クラブサンドとスープ、そして紅茶のセット。
「えー、もう決めちゃったんですかー?」
何だよ、ニル。
「もっと、みんなで色々見ながら決めましょうよぅ」
俺はキミ等と違ってスパッと決めたいの。
「えー、だって誰が何食べるかって、色々見てから決めれば、みんなで色んな味が楽しめるじゃないですかー。ねー?」
うんうん、と頷く二人。…そういうもんなの?
「「「そうですよ?」」」
さいですか、お兄さんには解らないっす。
そしてテーブルに着き、一通りメニューも揃ったところで、まずはいただきますのご挨拶。
これ忘れちゃダメだからな。
そして食事をしつつの質問タイム。
とはいっても、生活習慣なんかはさして違いは無いので、俺のいた世界の文化や科学について。
やはりというか、クルマやヒコーキなんてのは信じられないようだ。
鉄の塊が走ったり、飛んだりするなんてな。
まぁ、魔法自体がないのだから、そもそもの技術大系が違う。
発達した科学は魔法のようなことすら出来るようになるのだから、技術が進歩すればいずれは疑似的に魔法も使えるようになる、か?
と、そんな話をしていたはずなのに、何故か話題は俺の私生活へ。
「イルハさんって、ご結婚されてたんですか?」
ハイネ、なんでそんなこと聞く必要があるんだ…。
ったく、どうせ独り者だよ、悪かったな。万年恋人募集中だコラァ。
「そうなんですか…。」
「イルハさんのご家族って、どうされてるんでしょうね…。」
ティファが幾分沈んだトーンで聞いてきた。
そうか、父親が行方不明なんだもんな、ティファは。
「あー、どうなんだろうな。俺が居なくなったことも、気がついてないかもな。」
実家から出て独り暮らしの上、実家に連絡を取ったのも、もう既に二年ほど前だったかな?
職場の人間はすぐ気がつくだろうけど、そうなると捜索願なんて出されるのか?
そうすると、実家にも連絡が行くだろう。でも、あの父親じゃ「放っておけ」とか言われそうだなー。
まぁ、探してもらっても、見つかるわけもないんだけどな。「ここ」じゃ。
「ま、そのことは置いておこう。今騒いでもどうこうできないしな。
ごめんなティファ、ちっとした古傷なんだわ、それ。」
苦笑交じりに、この話題を切り上げることにする。
その後も趣味だ、特技だなんだと聞かれたが、趣味は身体を動かすこととゲームか。
特技は…。うーん、柔道と書道くらいかなぁ。
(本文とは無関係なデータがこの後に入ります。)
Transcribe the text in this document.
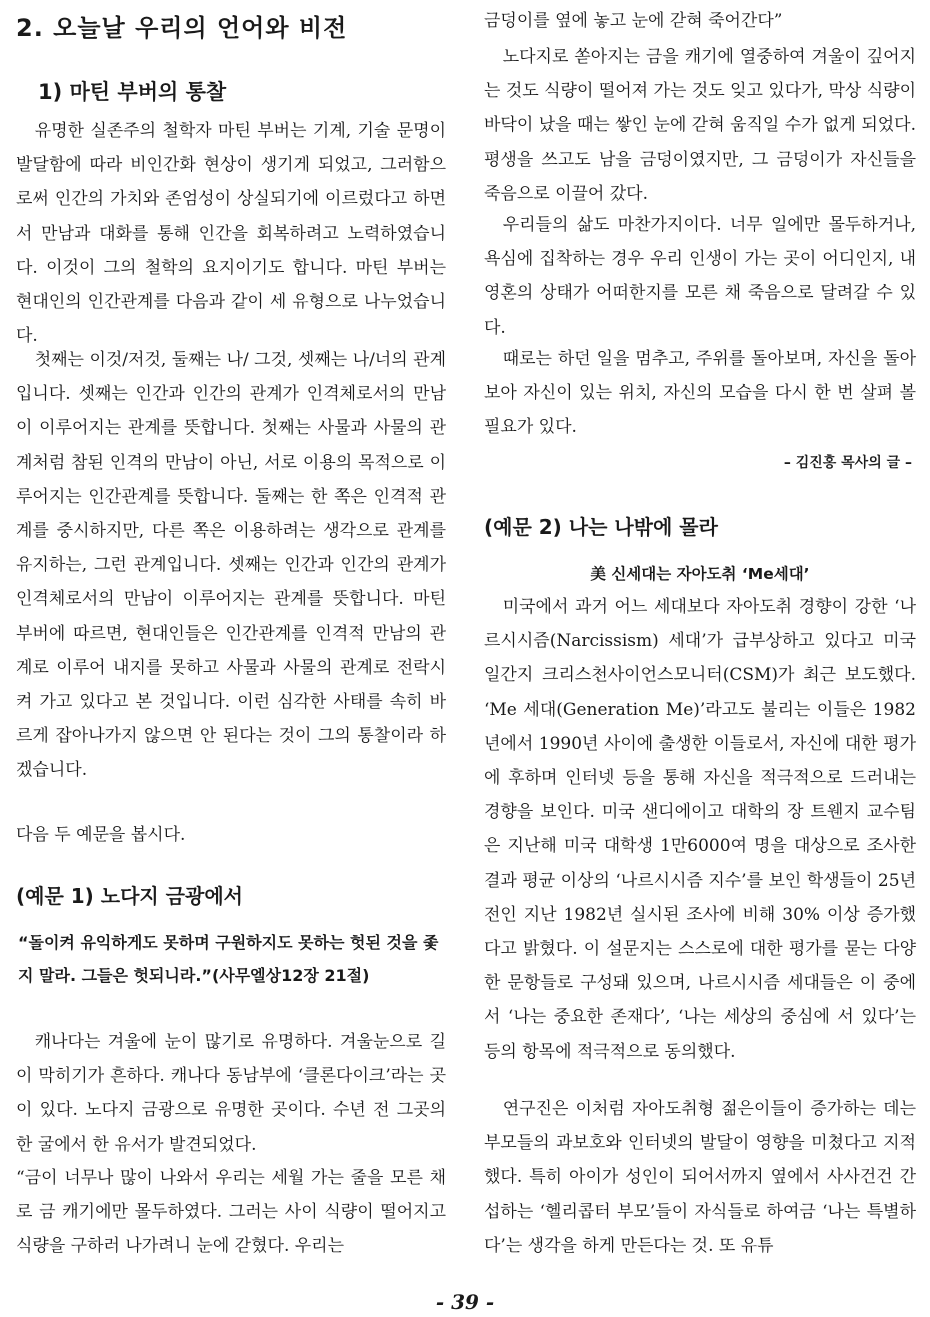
2. 오늘날 우리의 언어와 비전
1) 마틴 부버의 통찰

유명한 실존주의 철학자 마틴 부버는 기계, 기술 문명이 발달함에 따라 비인간화 현상이 생기게 되었고, 그러함으로써 인간의 가치와 존엄성이 상실되기에 이르렀다고 하면서 만남과 대화를 통해 인간을 회복하려고 노력하였습니다. 이것이 그의 철학의 요지이기도 합니다. 마틴 부버는 현대인의 인간관계를 다음과 같이 세 유형으로 나누었습니다.

첫째는 이것/저것, 둘째는 나/ 그것, 셋째는 나/너의 관계입니다. 셋째는 인간과 인간의 관계가 인격체로서의 만남이 이루어지는 관계를 뜻합니다. 첫째는 사물과 사물의 관계처럼 참된 인격의 만남이 아닌, 서로 이용의 목적으로 이루어지는 인간관계를 뜻합니다. 둘째는 한 쪽은 인격적 관계를 중시하지만, 다른 쪽은 이용하려는 생각으로 관계를 유지하는, 그런 관계입니다. 셋째는 인간과 인간의 관계가 인격체로서의 만남이 이루어지는 관계를 뜻합니다. 마틴 부버에 따르면, 현대인들은 인간관계를 인격적 만남의 관계로 이루어 내지를 못하고 사물과 사물의 관계로 전락시켜 가고 있다고 본 것입니다. 이런 심각한 사태를 속히 바르게 잡아나가지 않으면 안 된다는 것이 그의 통찰이라 하겠습니다.

다음 두 예문을 봅시다.

(예문 1) 노다지 금광에서

“돌이켜 유익하게도 못하며 구원하지도 못하는 헛된 것을 좇지 말라. 그들은 헛되니라.”(사무엘상12장 21절)

캐나다는 겨울에 눈이 많기로 유명하다. 겨울눈으로 길이 막히기가 흔하다. 캐나다 동남부에 ‘클론다이크’라는 곳이 있다. 노다지 금광으로 유명한 곳이다. 수년 전 그곳의 한 굴에서 한 유서가 발견되었다.

“금이 너무나 많이 나와서 우리는 세월 가는 줄을 모른 채로 금 캐기에만 몰두하였다. 그러는 사이 식량이 떨어지고 식량을 구하러 나가려니 눈에 갇혔다. 우리는

금덩이를 옆에 놓고 눈에 갇혀 죽어간다”

노다지로 쏟아지는 금을 캐기에 열중하여 겨울이 깊어지는 것도 식량이 떨어져 가는 것도 잊고 있다가, 막상 식량이 바닥이 났을 때는 쌓인 눈에 갇혀 움직일 수가 없게 되었다. 평생을 쓰고도 남을 금덩이였지만, 그 금덩이가 자신들을 죽음으로 이끌어 갔다.

우리들의 삶도 마찬가지이다. 너무 일에만 몰두하거나, 욕심에 집착하는 경우 우리 인생이 가는 곳이 어디인지, 내 영혼의 상태가 어떠한지를 모른 채 죽음으로 달려갈 수 있다.

때로는 하던 일을 멈추고, 주위를 돌아보며, 자신을 돌아보아 자신이 있는 위치, 자신의 모습을 다시 한 번 살펴 볼 필요가 있다.

– 김진홍 목사의 글 –

(예문 2) 나는 나밖에 몰라

美 신세대는 자아도취 ‘Me세대’

미국에서 과거 어느 세대보다 자아도취 경향이 강한 ‘나르시시즘(Narcissism) 세대’가 급부상하고 있다고 미국 일간지 크리스천사이언스모니터(CSM)가 최근 보도했다. ‘Me 세대(Generation Me)’라고도 불리는 이들은 1982년에서 1990년 사이에 출생한 이들로서, 자신에 대한 평가에 후하며 인터넷 등을 통해 자신을 적극적으로 드러내는 경향을 보인다. 미국 샌디에이고 대학의 장 트웬지 교수팀은 지난해 미국 대학생 1만6000여 명을 대상으로 조사한 결과 평균 이상의 ‘나르시시즘 지수’를 보인 학생들이 25년 전인 지난 1982년 실시된 조사에 비해 30% 이상 증가했다고 밝혔다. 이 설문지는 스스로에 대한 평가를 묻는 다양한 문항들로 구성돼 있으며, 나르시시즘 세대들은 이 중에서 ‘나는 중요한 존재다’, ‘나는 세상의 중심에 서 있다’는 등의 항목에 적극적으로 동의했다.

연구진은 이처럼 자아도취형 젊은이들이 증가하는 데는 부모들의 과보호와 인터넷의 발달이 영향을 미쳤다고 지적했다. 특히 아이가 성인이 되어서까지 옆에서 사사건건 간섭하는 ‘헬리콥터 부모’들이 자식들로 하여금 ‘나는 특별하다’는 생각을 하게 만든다는 것. 또 유튜

- 39 -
長年続けてきただけと言えなくもないが。
ごく普通の、とは言えない部分もあるが、まぁ、極端に変わった人生でもなかったか。
まぁ、今のこの状況が一番変わっていることだしなぁ。
そして朝食を済ませた俺たちは、出発するべくそれぞれの準備に向かう。
宿屋のホテルへと戻り、装備一式を身につける。
ホントにもう慣れたもんだ。服を着るように鎧兜やらを身につけることができる。
暫く滞在したこの宿屋とも、今日で一旦おさらばだな。また、戻ってくることもあるだろうが。
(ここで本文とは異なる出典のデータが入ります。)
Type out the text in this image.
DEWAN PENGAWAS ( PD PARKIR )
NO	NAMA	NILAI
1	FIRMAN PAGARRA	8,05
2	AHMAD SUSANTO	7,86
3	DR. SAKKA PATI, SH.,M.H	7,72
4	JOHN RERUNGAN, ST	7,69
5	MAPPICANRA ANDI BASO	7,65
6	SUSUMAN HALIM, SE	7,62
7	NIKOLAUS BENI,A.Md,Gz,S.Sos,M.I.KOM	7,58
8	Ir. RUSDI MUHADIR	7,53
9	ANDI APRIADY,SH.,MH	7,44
荷物をまとめ、といっても題した荷物もないんだよな。着替えやら道具類だけだし。
ロビーへ向かうと、そこにはもう支度を終えたニルとハイネが待っていた。
二人は俺よりも滞在期間が長かったせいか、荷物も俺より多かった。
こりゃ重そうだ。
ってことで、二人の荷物も俺が持つことにする。
二人は遠慮したが、俺は荷物が少ないし、二人よりも力もあるしな。
女の子はそういう時は、素直に甘えとくもんだ。うん。
三人とも主人へ鍵を返し、滞在中の礼をする。
人当たりの良いここの主人は、いつ見てもニコニコしていたな。まさしく宿屋の鏡だ。
またこの宿に泊まりたいと思わせてくれる。
短い間でしたがお世話になりました。また来たときはよろしくです。
そして、俺たちは宿を出て、街の入口へと向かう。
街の出入口に向かいながら、改めてこの街を見回してみたんだが、やはりここは良いところだな。
アリアハン首都なのだから、治安も環境もいいのは当たり前といえるが、やはり良い街には良い人が多い。
だが、この世界の街が全て、ここアリアハンのように穏やかな街とは限らない。
サマンオサやテドンなどのような所は、他に沢山もあるんだろう。
そういった街が減るようにしないとな。人々が笑って、それが当たり前に生活できる世界。
元の世界でも自分の廻りは、別段変わったことのない普通の世界だった。
だが、一度外の世界に目を向けると、紛争や飢餓などが当たり前に起こっている場所もあった。
今まで俺はそういったものは、ある意味、仮想現実というか、俺とは関係の無い世界で起こっていることだった。
だがこの世界にやってきて、魔物に脅かされている人々を実際に目の当たりにすると、そんな認識は通用しない。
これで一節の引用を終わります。